Variable-frequency EPR study of Mn 2+-doped NH 4Cl 0.9I 0.1 single crystal at 9.6, 36, and 249.9 GHz: structural phase transition

Abstract

Multifrequency electron paramagnetic resonance studies on the Mn 2+ impurity ion in a mixed single crystal NH 4Cl 0.9I 0.1 were carried out at 9.62 (X-band) in the range 120–295 K, at 35.87 (Q-band) at 77 and 295 K, and at 249.9 GHz (far-infrared band) at 253 K. The high-field EPR spectra at 249.9 GHz are well into the high-field limit leading to a considerable simplification of the spectra and their interpretation. Three magnetically inequivalent, but physically equivalent, Mn 2+ ions with their respective magnetic Z-axes oriented along the crystallographic [1 0 0], [0 1 0], [0 0 1] axes were observed.
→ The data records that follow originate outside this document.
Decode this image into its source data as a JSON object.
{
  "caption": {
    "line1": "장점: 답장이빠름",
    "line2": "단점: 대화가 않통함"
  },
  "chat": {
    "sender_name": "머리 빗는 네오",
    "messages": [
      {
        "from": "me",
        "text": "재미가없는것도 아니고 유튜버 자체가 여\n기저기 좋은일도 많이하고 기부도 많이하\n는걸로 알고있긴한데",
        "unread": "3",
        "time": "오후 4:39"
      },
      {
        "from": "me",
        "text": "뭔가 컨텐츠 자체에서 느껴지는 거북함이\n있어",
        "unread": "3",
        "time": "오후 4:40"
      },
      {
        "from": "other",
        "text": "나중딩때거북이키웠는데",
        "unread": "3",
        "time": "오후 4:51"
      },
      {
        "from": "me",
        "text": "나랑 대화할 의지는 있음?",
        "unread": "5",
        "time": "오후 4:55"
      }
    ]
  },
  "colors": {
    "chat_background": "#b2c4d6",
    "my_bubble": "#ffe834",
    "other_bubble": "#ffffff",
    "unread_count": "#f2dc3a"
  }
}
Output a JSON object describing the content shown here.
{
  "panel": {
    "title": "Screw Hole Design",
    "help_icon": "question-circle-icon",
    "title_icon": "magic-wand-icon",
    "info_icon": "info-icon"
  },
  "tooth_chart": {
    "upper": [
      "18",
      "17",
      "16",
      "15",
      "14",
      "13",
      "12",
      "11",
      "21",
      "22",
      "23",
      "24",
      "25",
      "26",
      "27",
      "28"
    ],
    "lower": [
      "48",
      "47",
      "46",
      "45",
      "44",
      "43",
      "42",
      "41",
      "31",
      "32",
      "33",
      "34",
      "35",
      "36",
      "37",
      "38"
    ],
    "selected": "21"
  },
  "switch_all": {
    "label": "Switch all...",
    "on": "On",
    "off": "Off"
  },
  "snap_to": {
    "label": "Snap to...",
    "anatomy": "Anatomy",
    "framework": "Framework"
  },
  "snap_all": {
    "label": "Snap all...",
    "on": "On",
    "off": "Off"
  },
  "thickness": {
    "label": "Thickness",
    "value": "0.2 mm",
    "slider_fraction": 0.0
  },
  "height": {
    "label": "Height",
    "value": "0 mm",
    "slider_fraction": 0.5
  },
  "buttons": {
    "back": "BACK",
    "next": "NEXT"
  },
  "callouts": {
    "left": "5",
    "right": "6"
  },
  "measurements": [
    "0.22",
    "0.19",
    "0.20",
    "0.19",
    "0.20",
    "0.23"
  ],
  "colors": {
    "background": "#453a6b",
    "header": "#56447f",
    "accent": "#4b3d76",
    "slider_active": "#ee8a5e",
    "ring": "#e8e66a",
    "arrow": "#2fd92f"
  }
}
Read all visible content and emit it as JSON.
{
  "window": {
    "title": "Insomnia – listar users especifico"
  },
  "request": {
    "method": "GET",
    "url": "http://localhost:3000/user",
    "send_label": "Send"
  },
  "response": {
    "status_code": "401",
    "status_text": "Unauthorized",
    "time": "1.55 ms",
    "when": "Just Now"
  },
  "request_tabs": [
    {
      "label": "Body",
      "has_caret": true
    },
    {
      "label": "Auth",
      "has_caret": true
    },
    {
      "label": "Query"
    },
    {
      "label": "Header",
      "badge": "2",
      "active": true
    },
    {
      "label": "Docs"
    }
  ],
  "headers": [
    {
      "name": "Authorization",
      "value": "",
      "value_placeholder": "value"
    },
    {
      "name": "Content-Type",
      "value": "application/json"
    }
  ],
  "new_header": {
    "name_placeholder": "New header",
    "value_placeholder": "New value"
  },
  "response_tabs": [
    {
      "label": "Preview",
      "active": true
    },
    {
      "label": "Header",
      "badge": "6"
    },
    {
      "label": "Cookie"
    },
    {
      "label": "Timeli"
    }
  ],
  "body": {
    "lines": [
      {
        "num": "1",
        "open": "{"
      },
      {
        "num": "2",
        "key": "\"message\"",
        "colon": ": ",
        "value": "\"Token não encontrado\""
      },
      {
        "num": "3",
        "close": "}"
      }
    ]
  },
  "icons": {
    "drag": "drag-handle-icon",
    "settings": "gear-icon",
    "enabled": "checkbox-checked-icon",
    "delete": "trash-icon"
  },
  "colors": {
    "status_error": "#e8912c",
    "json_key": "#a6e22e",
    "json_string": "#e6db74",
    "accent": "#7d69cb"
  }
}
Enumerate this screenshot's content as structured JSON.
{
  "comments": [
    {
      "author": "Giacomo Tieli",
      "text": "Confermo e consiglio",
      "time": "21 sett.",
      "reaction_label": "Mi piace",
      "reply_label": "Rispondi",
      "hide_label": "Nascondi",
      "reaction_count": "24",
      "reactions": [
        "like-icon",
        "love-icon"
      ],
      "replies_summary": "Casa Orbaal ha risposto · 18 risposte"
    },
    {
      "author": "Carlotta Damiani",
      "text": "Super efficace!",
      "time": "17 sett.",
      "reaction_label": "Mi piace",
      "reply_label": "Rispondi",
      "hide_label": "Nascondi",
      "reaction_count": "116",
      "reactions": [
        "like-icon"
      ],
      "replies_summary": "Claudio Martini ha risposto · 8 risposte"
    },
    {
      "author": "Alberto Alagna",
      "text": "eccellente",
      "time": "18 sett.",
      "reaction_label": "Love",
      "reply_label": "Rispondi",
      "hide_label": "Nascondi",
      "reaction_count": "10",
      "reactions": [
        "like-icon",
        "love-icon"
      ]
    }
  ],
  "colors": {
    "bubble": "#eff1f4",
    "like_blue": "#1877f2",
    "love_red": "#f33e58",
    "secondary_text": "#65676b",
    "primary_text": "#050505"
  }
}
Simultaneous fitting of EPR line positions observed at X-, Q-, and far infra-red bands was performed using a least-squares procedure and matrix diagonalization to estimate accurately the Mn 2+ spin-Hamiltonian parameters. The temperature variation of the linewidth and peak-to-peak intensities of the EPR lines indicate the presence of λ-transitions in the mixed NH 4Cl 0.9I 0.1 crystal at 242 and 228 K consistent with those observed in the pure NH 4Cl and NH 4I crystals, respectively. A superposition-model analysis of the spin-Hamiltonian parameters reveals that the local environment of the Mn 2+ ion is considerably reorganized to produce axially symmetric crystal fields about the respective Z-axes of the three magnetically inequivalent ions as a consequence of the vacancy created due to charge-compensation when the divalent Mn 2+ ion substitutes for a monovalent NH 4 + ion in the NH 4Cl 0.9I 0.1 crystal. This reorganization is almost the same as that observed in NH 4Cl and NH 4I single crystals, although the latter two are characterized by different, simple cubic and face-centered cubic, structures.